En effet, cette contrepartie est réelle, et non fictive, puisqu’il résulte des éléments du débat que la levée de la condition suspensive tenant à l’obtention du financement du bien était gravement obérée. Sur ce point, il faut préciser que le courrier du 12 mai 2022 n’était qu’un accord de principe portant sur la recevabilité de la demande de prêt formée par Monsieur [I] et Madame [P] pour un montant de 1.350.000 € hors frais de notaire, ce document précisant expressément que l’accord de principe était donné sous réserve de la validation du dossier par leurs partenaires, de la constitution d’une garantie et de l’adhésion aux assurances. Or, les époux [I] justifient d’une augmentation des taux de crédit immobilier entre mai et septembre 2022 ; ils versent par ailleurs aux débats un courrier de HSBC à eux adressé faisant état d'un montant maximum de financement pouvant leur être accordé à hauteur de 1.030.000,00 €. Il sera précisé que la preuve du caractère fallacieux de ce courrier n’est pas rapporté par Monsieur [H] [Q] [X] et Madame [O], de même que la possibilité d’obtention d’un crédit à des conditions plus favorables par les époux [I] en raison du poste par l’époux auprès de la HSBC n’est pas établie.

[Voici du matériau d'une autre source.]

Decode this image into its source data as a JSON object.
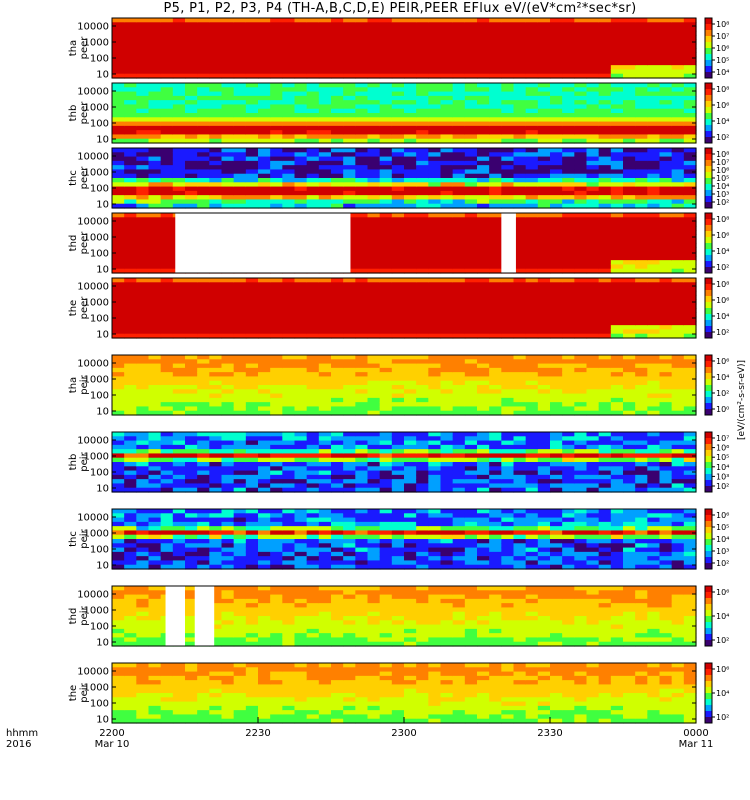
{
  "title": "P5, P1, P2, P3, P4 (TH-A,B,C,D,E) PEIR,PEER EFlux eV/(eV*cm²*sec*sr)",
  "colorbar_side_label": "[eV/(cm²-s-sr-eV)]",
  "colorscale": [
    "#3a0070",
    "#1a1aff",
    "#00a0ff",
    "#00ffd0",
    "#40ff40",
    "#d0ff00",
    "#ffd000",
    "#ff8000",
    "#ff2000",
    "#d00000"
  ],
  "time_axis": {
    "row_label": "hhmm",
    "year_label": "2016",
    "ticks": [
      {
        "label": "2200",
        "sub": "Mar 10"
      },
      {
        "label": "2230",
        "sub": ""
      },
      {
        "label": "2300",
        "sub": ""
      },
      {
        "label": "2330",
        "sub": ""
      },
      {
        "label": "0000",
        "sub": "Mar 11"
      }
    ]
  },
  "chart_data": {
    "type": "heatmap",
    "x_range": [
      "2016-03-10 22:00",
      "2016-03-11 00:00"
    ],
    "y_scale": "log",
    "y_ticks": [
      "10",
      "100",
      "1000",
      "10000"
    ],
    "panels": [
      {
        "probe": "tha",
        "species": "peer",
        "ylabel": [
          "tha",
          "peer"
        ],
        "cbar_ticks": [
          "10⁸",
          "10⁷",
          "10⁶",
          "10⁵",
          "10⁴"
        ],
        "profile": "hot_electron",
        "gaps": []
      },
      {
        "probe": "thb",
        "species": "peer",
        "ylabel": [
          "thb",
          "peer"
        ],
        "cbar_ticks": [
          "10⁸",
          "10⁶",
          "10⁴",
          "10²"
        ],
        "profile": "band_electron",
        "gaps": []
      },
      {
        "probe": "thc",
        "species": "peer",
        "ylabel": [
          "thc",
          "peer"
        ],
        "cbar_ticks": [
          "10⁸",
          "10⁷",
          "10⁶",
          "10⁵",
          "10⁴",
          "10³",
          "10²"
        ],
        "profile": "band_electron_noisy",
        "gaps": []
      },
      {
        "probe": "thd",
        "species": "peer",
        "ylabel": [
          "thd",
          "peer"
        ],
        "cbar_ticks": [
          "10⁸",
          "10⁶",
          "10⁴",
          "10²"
        ],
        "profile": "hot_electron",
        "gaps": [
          [
            "22:13",
            "22:49"
          ],
          [
            "23:20",
            "23:23"
          ]
        ]
      },
      {
        "probe": "the",
        "species": "peer",
        "ylabel": [
          "the",
          "peer"
        ],
        "cbar_ticks": [
          "10⁸",
          "10⁶",
          "10⁴",
          "10²"
        ],
        "profile": "hot_electron",
        "gaps": []
      },
      {
        "probe": "tha",
        "species": "peir",
        "ylabel": [
          "tha",
          "peir"
        ],
        "cbar_ticks": [
          "10⁶",
          "10⁴",
          "10²",
          "10⁰"
        ],
        "profile": "ion",
        "gaps": []
      },
      {
        "probe": "thb",
        "species": "peir",
        "ylabel": [
          "thb",
          "peir"
        ],
        "cbar_ticks": [
          "10⁷",
          "10⁶",
          "10⁵",
          "10⁴",
          "10³",
          "10²"
        ],
        "profile": "band_ion",
        "gaps": []
      },
      {
        "probe": "thc",
        "species": "peir",
        "ylabel": [
          "thc",
          "peir"
        ],
        "cbar_ticks": [
          "10⁶",
          "10⁵",
          "10⁴",
          "10³",
          "10²"
        ],
        "profile": "band_ion",
        "gaps": []
      },
      {
        "probe": "thd",
        "species": "peir",
        "ylabel": [
          "thd",
          "peir"
        ],
        "cbar_ticks": [
          "10⁶",
          "10⁴",
          "10²"
        ],
        "profile": "ion",
        "gaps": [
          [
            "22:11",
            "22:15"
          ],
          [
            "22:17",
            "22:21"
          ]
        ]
      },
      {
        "probe": "the",
        "species": "peir",
        "ylabel": [
          "the",
          "peir"
        ],
        "cbar_ticks": [
          "10⁶",
          "10⁴",
          "10²"
        ],
        "profile": "ion",
        "gaps": []
      }
    ]
  }
}
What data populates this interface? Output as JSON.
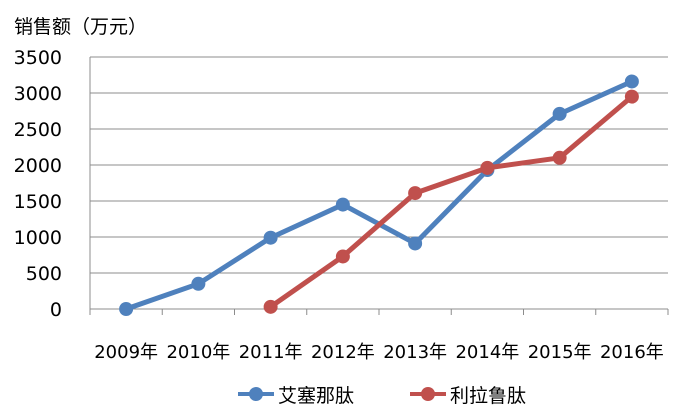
{
  "chart_data": {
    "type": "line",
    "ylabel": "销售额（万元）",
    "categories": [
      "2009年",
      "2010年",
      "2011年",
      "2012年",
      "2013年",
      "2014年",
      "2015年",
      "2016年"
    ],
    "ylim": [
      0,
      3500
    ],
    "yticks": [
      0,
      500,
      1000,
      1500,
      2000,
      2500,
      3000,
      3500
    ],
    "grid": true,
    "legend_position": "bottom",
    "series": [
      {
        "name": "艾塞那肽",
        "color": "#4f81bd",
        "values": [
          0,
          350,
          990,
          1450,
          910,
          1930,
          2710,
          3160
        ]
      },
      {
        "name": "利拉鲁肽",
        "color": "#c0504d",
        "values": [
          null,
          null,
          30,
          730,
          1610,
          1960,
          2100,
          2950
        ]
      }
    ]
  }
}
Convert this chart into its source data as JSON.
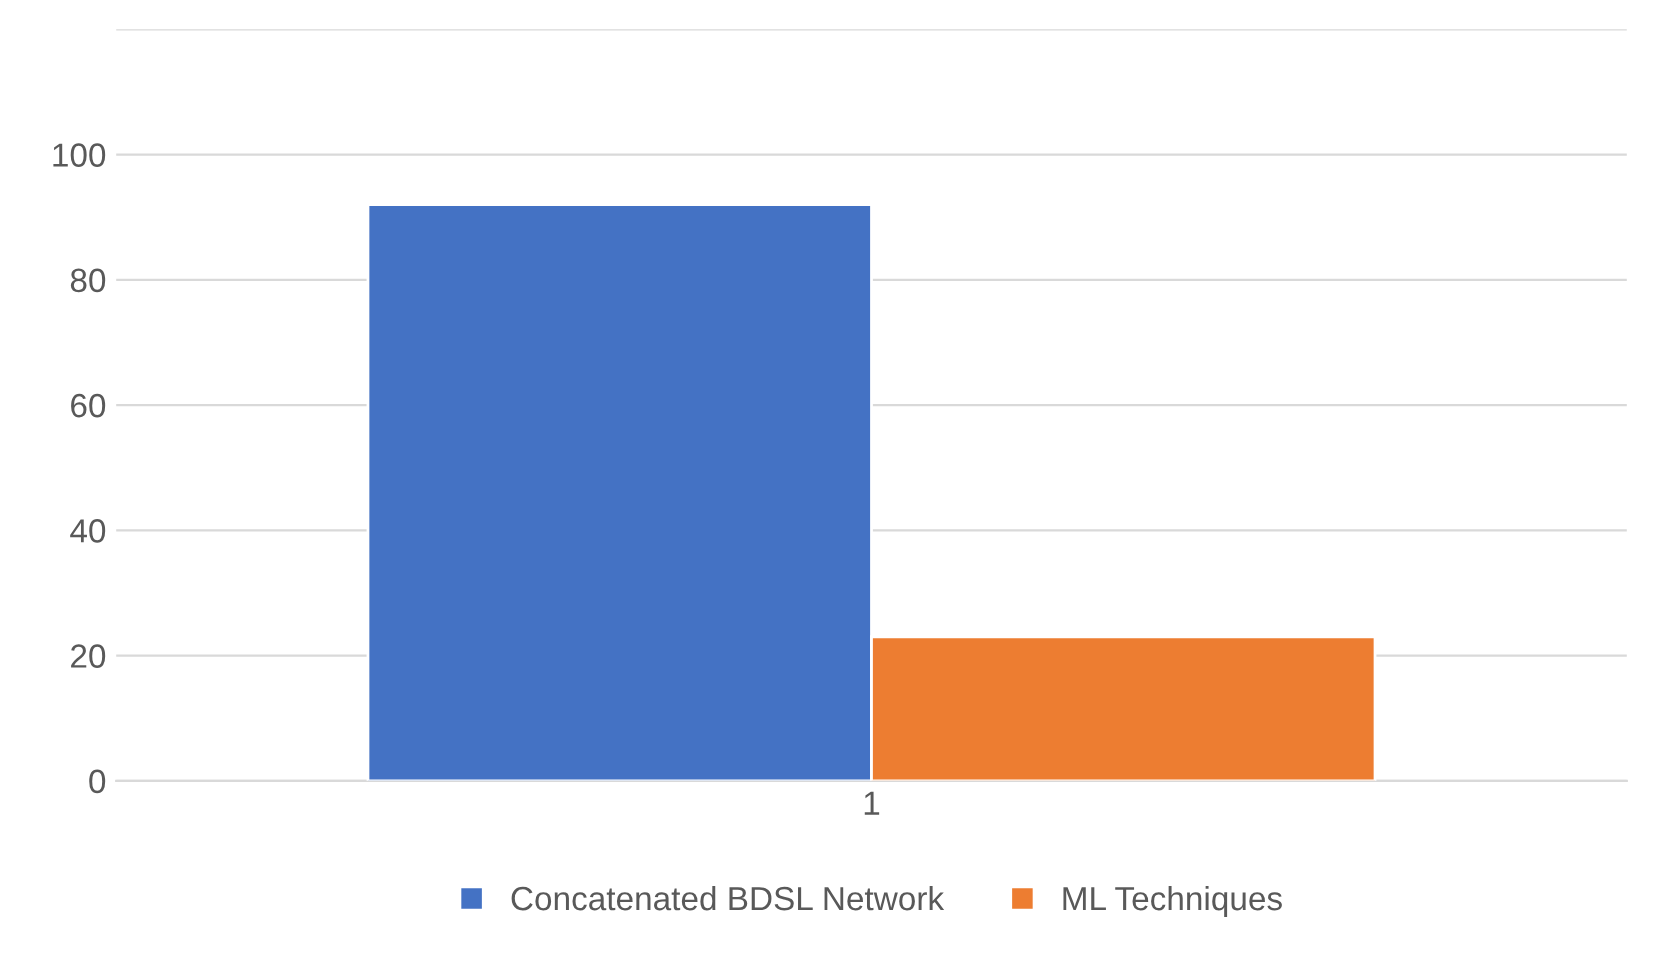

Il résulte ainsi de ces éléments que l’évolution notable des conditions d’octroi des crédits entre la date de l’accord de principe et la date à laquelle les financements ont finalement été sollicités limitait considérablement la capacité d’emprunt des époux [I], ce alors que les stipulations de la promesse de vente encadraient l’obligation qui leur était faite s’agissant du financement comme suit : l'obtention d'une offre écrite de prêt, au plus tard le 23 septembre 2022, d'un montant maximum de 1.200.000,00 € et d'un montant minimum emprunté de 1.100.000,00 €, d'une durée maximale de 300 mois et au taux nominal d'intérêt maximal de 2% l'an (hors assurances). Il sera rappelé que les bénéficiaires étaient libres de se prévaloir de la défaillance de la condition suspensive pour ne pas poursuivre la vente quant bien même ils auraient obtenu un financement si ce financement ne pouvait être obtenu dans les conditions susvisées.
Dès lors, compte tenu de l’évolution des conditions d’octroi du crédit rendant le coût du financement plus important pour les époux [I], et du risque majeur de défaillance de la condition suspensive, la dette ayant donné lieu à la reconnaissance de dette du 12 septembre 2012 correspond au prix acté dans le cadre d’une renégociation des conditions de la promesse unilatérale de vente, comprenant la levée de la condition suspensive tenant au financement nonobstant les conditions initialement fixées.